Proper Ground Harvesting
When you do harvest these crops from the ground you should use a spade or fork and gently dig them up. Cut the tops of the plants down to ½-inch and no less. You can rub off the excess dirt, but do not wash them until you plan to use them. Do not strip away the roots as it helps retain the nutrients and keeps them from spoiling right away. They need to be kept at 32 to 40 degrees F and humidity of 90 to 95%.
The easiest way to store these vegetables in the refrigerator is to place like ones in a freezer bag in a single layer. It is even better if you can store them in vacuum bags to remove as much air as possible. You can stack these bags on any shelf in your refrigerator and use as you need them.

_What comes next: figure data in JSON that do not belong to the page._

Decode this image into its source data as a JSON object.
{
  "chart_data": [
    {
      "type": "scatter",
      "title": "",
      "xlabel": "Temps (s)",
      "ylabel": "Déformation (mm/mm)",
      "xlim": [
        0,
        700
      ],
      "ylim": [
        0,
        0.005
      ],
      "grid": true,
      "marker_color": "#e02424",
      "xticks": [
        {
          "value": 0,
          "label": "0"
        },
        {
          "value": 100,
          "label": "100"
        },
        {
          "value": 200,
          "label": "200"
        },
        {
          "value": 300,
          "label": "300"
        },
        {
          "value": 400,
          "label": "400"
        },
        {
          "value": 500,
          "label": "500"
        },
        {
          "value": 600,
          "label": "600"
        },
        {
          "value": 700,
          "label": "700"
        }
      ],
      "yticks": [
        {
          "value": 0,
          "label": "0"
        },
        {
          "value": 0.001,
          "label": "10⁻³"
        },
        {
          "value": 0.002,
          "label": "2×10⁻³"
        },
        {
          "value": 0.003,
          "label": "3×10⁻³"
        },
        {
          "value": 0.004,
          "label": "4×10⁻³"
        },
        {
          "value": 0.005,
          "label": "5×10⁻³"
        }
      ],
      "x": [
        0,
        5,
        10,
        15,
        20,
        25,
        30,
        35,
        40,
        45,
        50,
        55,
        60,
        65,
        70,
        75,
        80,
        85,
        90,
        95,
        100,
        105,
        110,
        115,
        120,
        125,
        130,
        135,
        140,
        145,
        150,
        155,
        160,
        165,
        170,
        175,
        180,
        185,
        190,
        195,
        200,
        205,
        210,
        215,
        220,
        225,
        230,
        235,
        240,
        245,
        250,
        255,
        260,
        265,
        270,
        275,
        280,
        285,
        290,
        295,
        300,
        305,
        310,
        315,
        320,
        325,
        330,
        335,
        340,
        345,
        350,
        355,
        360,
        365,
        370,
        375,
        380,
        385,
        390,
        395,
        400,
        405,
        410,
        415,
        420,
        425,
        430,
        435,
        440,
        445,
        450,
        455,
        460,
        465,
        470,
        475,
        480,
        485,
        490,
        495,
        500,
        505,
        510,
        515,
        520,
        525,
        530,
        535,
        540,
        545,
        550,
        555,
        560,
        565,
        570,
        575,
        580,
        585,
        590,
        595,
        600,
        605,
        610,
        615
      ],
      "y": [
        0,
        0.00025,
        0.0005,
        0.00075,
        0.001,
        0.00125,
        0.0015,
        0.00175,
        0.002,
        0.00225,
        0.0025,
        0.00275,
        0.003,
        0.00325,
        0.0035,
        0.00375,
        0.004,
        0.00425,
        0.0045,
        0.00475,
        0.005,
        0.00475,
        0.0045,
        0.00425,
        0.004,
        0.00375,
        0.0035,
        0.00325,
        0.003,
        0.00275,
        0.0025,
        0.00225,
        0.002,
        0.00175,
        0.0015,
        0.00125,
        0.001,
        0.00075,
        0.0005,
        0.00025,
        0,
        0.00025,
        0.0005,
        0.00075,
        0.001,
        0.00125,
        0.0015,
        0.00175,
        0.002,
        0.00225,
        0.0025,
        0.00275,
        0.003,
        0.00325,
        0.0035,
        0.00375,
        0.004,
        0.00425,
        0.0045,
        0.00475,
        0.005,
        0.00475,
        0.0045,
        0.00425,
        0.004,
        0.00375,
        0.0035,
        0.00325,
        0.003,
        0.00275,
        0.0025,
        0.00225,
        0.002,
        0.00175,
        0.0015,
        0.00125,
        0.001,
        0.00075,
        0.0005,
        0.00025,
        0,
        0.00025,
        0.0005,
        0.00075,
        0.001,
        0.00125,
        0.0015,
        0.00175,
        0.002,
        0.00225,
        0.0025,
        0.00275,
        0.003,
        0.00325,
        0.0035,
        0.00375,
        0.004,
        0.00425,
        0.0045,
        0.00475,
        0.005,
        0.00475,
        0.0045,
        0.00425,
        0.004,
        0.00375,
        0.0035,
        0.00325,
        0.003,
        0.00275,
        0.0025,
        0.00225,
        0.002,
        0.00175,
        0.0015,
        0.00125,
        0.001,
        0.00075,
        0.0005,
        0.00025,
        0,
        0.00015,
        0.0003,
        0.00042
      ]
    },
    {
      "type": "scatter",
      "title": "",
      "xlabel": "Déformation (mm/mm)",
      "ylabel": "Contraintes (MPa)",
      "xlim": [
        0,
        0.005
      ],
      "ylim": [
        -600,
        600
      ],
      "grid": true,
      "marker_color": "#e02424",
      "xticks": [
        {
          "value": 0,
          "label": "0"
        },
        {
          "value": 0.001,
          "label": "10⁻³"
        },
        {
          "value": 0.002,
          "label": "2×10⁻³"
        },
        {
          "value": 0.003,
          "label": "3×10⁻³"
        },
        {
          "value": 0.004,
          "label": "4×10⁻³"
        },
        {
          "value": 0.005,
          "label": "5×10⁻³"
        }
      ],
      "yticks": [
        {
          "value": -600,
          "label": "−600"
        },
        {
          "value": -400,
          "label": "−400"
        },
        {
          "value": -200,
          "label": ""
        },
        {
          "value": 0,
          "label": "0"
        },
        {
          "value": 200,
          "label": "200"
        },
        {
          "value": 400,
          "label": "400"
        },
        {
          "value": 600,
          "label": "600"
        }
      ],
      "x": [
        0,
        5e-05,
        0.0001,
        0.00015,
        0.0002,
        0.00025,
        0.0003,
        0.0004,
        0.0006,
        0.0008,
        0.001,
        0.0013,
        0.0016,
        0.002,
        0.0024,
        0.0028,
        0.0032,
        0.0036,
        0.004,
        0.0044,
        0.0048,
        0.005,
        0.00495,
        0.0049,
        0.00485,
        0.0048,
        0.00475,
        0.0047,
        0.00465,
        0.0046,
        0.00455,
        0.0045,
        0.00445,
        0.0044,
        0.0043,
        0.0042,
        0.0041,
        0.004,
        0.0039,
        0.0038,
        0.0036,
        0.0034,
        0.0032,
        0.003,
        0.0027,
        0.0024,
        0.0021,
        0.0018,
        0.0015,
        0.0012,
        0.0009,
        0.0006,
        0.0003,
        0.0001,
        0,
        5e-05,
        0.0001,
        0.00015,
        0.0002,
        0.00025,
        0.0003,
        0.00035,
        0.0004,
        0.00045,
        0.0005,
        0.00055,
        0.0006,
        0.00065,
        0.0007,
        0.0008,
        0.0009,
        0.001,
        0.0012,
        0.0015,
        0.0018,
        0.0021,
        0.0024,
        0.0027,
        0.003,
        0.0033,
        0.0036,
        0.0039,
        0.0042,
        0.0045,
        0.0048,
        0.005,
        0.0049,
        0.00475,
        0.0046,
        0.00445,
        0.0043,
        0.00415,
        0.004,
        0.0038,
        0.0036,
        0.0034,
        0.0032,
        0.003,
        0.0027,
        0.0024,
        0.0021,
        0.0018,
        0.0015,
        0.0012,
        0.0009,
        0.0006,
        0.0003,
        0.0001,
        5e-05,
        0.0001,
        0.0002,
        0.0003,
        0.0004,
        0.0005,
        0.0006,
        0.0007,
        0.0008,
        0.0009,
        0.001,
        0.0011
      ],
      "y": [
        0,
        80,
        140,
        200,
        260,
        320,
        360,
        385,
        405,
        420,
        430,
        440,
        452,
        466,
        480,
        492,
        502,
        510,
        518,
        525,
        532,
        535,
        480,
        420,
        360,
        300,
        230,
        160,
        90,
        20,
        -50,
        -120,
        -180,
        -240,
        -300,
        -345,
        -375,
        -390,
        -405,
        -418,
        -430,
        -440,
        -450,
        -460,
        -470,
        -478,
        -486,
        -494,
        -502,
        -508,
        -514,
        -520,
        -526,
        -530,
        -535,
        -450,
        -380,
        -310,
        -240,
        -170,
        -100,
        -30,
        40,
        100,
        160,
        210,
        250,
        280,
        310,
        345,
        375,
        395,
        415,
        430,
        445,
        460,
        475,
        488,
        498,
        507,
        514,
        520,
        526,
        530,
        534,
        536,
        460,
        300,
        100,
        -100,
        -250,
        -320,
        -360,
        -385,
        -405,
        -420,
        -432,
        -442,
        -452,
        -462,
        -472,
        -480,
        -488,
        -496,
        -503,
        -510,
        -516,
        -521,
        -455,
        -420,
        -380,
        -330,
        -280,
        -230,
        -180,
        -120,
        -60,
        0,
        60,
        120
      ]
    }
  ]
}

Check them each month to make sure that there are no signs of rotting. They should become sweeter and richer as they sit and age.
Moist Sand Storage
Add 3 or 4 inches of moist sand to the bottom of a 5-gallon bucket. Add the desired vegetables you are wanting to store and cover with moist sand. Simply pull them as you need them. They can be stored for months in the basement with this method. It is a great way to have fresh vegetables all winter long. This is how the term “root cellar” came about.